Mazzeo also defended the PILOT bill, saying it has helped stabilize the tax base.

“If the Mayors Association wants to look at who’s responsible for a potential county tax increase, it needs to look no further than county government,” he said.

Levinson, meanwhile, said Mazzeo voted to support the 13.5 percent at a Mayors Association meeting at the Atlantic County Institute of Technology two years ago.

“Obviously, whoever wrote that statement for Mazzeo didn’t ask him to read it before it was sent,” Levinson said.

Mazzeo, however, has said that the issue should be resolved and agreed upon by the city and the county, regardless of what the percentage is.

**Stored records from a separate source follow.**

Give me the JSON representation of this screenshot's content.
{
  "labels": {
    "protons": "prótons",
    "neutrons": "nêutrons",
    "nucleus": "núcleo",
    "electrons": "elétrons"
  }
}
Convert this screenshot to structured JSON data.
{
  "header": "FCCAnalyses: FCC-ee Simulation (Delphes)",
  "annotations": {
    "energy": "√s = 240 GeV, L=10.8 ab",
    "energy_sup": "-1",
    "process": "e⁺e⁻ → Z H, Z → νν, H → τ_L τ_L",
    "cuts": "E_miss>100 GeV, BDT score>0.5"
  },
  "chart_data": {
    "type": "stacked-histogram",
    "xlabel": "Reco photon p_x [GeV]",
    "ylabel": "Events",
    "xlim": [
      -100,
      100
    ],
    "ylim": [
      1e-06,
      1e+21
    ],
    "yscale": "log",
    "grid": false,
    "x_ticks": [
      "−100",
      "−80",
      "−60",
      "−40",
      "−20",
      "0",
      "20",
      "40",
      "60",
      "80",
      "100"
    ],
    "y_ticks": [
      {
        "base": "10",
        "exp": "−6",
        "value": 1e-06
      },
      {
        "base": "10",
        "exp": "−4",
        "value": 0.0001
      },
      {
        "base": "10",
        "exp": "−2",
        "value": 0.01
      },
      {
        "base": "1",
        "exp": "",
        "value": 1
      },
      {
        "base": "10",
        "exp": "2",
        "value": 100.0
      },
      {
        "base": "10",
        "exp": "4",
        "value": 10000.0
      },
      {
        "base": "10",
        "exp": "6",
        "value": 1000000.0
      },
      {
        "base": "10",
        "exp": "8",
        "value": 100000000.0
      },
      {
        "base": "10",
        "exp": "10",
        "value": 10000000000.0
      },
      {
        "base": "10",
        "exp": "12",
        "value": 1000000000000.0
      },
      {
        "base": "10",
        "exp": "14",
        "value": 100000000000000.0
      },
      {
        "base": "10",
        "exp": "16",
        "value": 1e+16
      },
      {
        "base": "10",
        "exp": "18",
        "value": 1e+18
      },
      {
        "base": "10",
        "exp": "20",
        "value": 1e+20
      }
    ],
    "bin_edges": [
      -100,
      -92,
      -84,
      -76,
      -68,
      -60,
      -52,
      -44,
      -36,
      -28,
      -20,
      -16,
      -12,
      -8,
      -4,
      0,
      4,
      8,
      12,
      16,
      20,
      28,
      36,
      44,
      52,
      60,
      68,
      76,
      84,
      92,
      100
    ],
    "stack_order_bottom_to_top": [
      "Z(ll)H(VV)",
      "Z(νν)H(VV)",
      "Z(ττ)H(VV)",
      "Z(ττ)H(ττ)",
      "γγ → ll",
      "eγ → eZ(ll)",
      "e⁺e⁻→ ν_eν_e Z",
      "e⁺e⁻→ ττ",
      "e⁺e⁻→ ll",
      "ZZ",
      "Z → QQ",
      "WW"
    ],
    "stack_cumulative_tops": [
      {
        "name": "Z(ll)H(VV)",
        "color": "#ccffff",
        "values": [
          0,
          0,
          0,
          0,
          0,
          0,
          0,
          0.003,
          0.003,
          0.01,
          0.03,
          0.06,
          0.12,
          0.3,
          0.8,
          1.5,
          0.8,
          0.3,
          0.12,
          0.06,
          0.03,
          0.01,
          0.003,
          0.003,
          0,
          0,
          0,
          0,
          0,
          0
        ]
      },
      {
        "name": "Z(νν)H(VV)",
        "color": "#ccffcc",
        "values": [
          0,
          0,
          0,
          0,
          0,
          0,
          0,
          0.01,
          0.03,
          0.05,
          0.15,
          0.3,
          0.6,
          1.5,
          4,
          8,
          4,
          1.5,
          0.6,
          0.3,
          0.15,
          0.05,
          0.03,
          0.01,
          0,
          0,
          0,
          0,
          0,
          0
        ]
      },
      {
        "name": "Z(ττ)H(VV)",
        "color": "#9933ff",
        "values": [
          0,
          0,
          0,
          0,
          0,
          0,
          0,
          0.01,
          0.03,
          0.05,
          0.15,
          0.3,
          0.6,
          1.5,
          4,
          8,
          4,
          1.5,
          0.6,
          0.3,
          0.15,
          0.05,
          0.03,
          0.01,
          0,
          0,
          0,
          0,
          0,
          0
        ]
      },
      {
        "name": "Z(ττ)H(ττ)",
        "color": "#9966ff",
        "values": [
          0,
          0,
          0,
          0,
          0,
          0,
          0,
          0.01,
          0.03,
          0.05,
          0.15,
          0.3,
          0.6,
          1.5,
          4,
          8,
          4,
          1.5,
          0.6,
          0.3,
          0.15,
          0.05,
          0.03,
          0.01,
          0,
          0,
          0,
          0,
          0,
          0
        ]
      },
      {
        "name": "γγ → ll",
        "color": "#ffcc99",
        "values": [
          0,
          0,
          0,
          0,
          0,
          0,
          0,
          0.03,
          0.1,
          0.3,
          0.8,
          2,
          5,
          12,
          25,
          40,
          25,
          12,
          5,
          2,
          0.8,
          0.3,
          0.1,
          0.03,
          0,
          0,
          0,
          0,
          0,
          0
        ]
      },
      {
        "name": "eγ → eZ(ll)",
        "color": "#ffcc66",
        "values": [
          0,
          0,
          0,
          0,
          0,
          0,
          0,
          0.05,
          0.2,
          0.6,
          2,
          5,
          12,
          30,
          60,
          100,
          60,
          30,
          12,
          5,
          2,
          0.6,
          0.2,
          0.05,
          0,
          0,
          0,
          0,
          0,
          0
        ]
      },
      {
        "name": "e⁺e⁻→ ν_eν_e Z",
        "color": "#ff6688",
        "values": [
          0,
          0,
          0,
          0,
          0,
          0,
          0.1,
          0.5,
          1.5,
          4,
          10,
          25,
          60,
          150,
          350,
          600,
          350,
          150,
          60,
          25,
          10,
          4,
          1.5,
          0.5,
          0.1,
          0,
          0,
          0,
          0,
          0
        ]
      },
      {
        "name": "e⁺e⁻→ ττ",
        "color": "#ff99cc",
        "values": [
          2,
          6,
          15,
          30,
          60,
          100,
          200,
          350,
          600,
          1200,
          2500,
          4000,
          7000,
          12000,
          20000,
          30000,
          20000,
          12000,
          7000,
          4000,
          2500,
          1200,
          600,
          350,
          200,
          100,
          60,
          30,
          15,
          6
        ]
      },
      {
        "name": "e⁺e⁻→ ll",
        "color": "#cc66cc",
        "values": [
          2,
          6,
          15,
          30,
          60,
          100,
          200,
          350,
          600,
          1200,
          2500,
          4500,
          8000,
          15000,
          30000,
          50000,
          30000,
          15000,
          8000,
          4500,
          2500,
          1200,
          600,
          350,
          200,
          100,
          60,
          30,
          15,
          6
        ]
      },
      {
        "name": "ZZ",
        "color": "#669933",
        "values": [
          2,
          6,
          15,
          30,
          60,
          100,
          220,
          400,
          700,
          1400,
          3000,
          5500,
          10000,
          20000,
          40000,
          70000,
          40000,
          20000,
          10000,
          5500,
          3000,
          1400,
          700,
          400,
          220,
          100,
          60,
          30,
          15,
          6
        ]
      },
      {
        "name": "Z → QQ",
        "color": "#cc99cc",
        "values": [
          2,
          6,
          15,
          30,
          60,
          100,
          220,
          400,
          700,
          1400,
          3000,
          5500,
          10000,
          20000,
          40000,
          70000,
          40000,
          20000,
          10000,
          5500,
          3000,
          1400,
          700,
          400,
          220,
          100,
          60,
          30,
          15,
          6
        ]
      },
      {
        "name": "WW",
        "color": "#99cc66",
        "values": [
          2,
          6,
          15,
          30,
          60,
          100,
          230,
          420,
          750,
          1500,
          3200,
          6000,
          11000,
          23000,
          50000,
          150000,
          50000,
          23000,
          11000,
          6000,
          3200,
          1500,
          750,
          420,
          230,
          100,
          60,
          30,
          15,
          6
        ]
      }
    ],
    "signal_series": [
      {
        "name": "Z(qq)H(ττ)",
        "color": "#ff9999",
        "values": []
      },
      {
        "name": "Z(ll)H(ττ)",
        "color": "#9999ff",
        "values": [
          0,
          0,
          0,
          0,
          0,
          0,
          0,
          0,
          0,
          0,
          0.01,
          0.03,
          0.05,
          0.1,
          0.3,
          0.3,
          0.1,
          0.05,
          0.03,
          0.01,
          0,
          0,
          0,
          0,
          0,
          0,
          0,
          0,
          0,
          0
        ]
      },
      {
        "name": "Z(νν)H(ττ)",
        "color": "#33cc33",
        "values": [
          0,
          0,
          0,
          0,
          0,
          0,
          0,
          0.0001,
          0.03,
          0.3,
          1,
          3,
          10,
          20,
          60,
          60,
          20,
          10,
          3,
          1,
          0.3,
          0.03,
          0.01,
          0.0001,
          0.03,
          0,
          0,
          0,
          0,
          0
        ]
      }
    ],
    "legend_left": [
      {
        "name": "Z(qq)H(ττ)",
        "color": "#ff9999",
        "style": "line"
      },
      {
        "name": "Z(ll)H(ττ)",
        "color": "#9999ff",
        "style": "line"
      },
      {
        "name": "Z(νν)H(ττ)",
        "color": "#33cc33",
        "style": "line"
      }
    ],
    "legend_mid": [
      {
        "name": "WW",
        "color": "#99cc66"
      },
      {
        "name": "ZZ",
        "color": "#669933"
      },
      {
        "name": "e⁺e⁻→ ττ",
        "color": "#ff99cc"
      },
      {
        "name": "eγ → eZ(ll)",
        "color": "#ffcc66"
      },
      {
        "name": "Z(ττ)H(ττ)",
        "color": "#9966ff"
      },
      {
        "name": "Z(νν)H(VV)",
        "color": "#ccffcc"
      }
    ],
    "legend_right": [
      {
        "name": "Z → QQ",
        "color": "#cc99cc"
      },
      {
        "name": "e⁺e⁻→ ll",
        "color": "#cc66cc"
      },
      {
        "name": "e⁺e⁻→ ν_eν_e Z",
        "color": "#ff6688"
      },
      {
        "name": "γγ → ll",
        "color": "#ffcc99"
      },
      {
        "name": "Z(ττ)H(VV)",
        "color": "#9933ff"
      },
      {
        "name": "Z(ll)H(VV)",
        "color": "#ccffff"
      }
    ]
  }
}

In a statement, Assemblyman Chris Brown referenced a competing bill that he sponsored with Speaker Vincent Prieto in 2016 that had the 13.5 percent included as well as financial benchmarks for the city to meet instead of a takeover.

He said that bill was the best solution and that Atlantic City’s budget should not be balanced off the backs of Atlantic County residents.

“Which is why I put the 13.5 percent into the bill I prepared with Speaker Prieto, only to have the governor break his promise and work with Whelan and Mazzeo, who removed the $40 million in property-tax relief for our county families,” Brown said. “The Christie, Whalen, Mazzeo team strikes again.”